Убитых разносили в ряды и укрывали белым. Оттого трупы делались похожими на личинки.
            Бойцы сыпались из разрывов домов, как муравьи из шипящей на дыму коряги.
            Уцелевших волокли дальше, к площади, где в пыли и бетонной крошке толкались Уралы. Завидев мертвецов, раненые переставали стонать и приподнимались на носилках, словно их животы тянуло судорогой.
            Мы вошли, когда погасли пожары, когда лица парней выцвели от усталости. А потом появилось солнце, темное и густое, как нефть. Я увидел его сквозь марево, и следил, как лениво оно собирает свое тело с постели горизонта и нахально валится на вспаханную ночным боем улицу. Султан был рядом. Он тоже глядел не щурясь в тот черный восход.

- Война войной. А сейчас честным быть - значит, делать то, что говорят.
            - А ты изменился, - я вдруг заметил, как он постарел: сник в плечах, пополнел к низу; и эта сетка воспаленных капиляров на носу...
            - Наоборот, не хочу ничего менять! Понял?!

Я понял. Понял, что стало с ним.
            - Вот как я тебя отпущу? - спросил Султан шепотом. - Куда мне после этого? Снег мести? Или на овощебазе, как инвалиды из нашей роты, кроссворды разгадывать в будке сторожевой?
            - Прикинешься дурачком. Перепутали, мол. Я же по административке у вас. Пойми ты, на квартире обыск, если я не улечу сейчас, могу не улететь вообще. Султан?.
            - Товарищ капитан!
            - Ясно.
            Только сейчас я осознал, что он не опьянел, а уже был пьян. Я продолжил:
            - Ясно все с тобой, товарищ капитан. Грузина хоть отпусти. Нормально он поет.
            - Хоть и чурка - отпущу. У него фамилия знаешь какая? Знаешь? Кантария!
            - А ты, болван, представь, что я Егоров!
            Он выдержал мой взгляд, будто проверяя, не Егоров ли я. По белеющим кулакам Султана было видно, сколько в нем злости.
            - Степа! - В дверях спустя минуту тишины вырос Степа. - Нестерова в камеру отведи. А второго, певца этого, на выход с вещами!

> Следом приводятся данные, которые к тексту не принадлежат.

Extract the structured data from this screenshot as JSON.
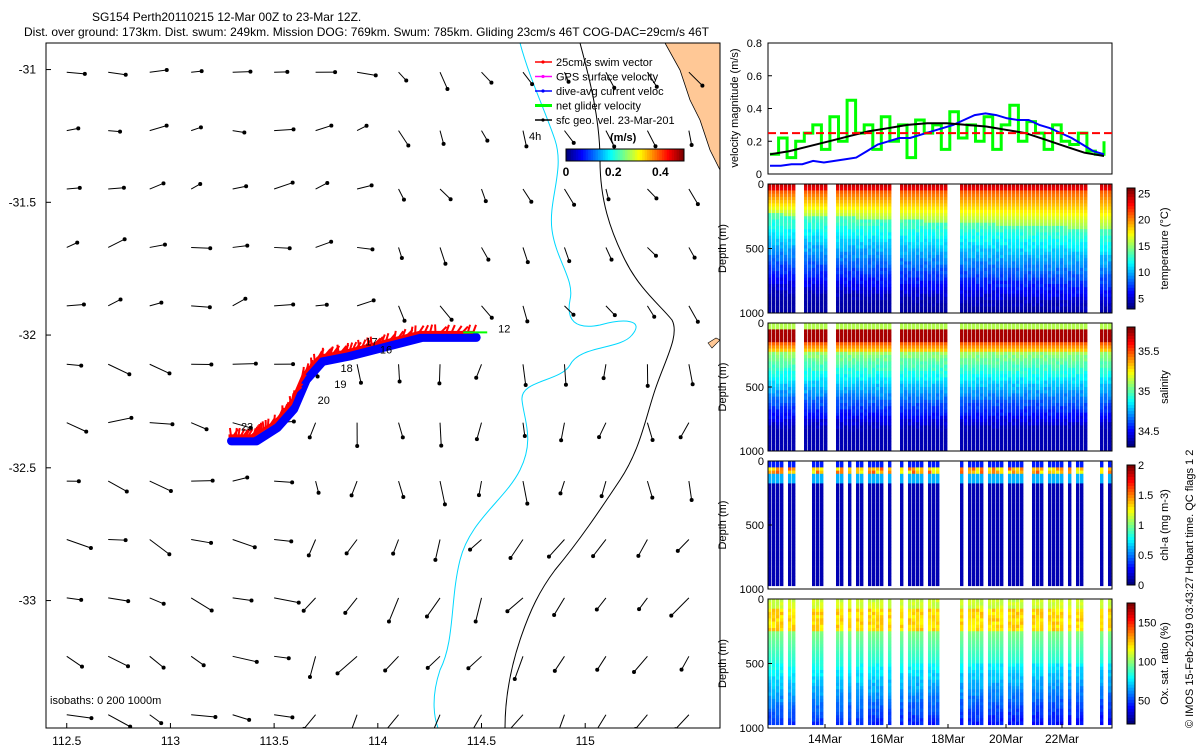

Уже поднявшись с привинченного стула, я дернул свой проклятый зуб. А потом аккуратно опустил его в недопитую водку. Заглянув в порозовевшую стопку, Султан окаменел.
            - Это трофей тебе, - сказал я, сглотнув кровь.
            И пошел.
            Шаг.
            Еще один. Не прижился зуб-то.
            - Степ, погоди, - услышал я в спину, - этому тоже вещи отдай. И на выход!
            - Спасибо, Султан.
            Я сам закрыл дверь, опередив тугой доводчик.

Через год в Лионе я получил письмо от бывшего сослуживца. Из него узнал, что весной капитан полиции Олег Салтанов уволился из органов внутренних дел по собственному желанию. Летом того же года он повесился у себя на даче.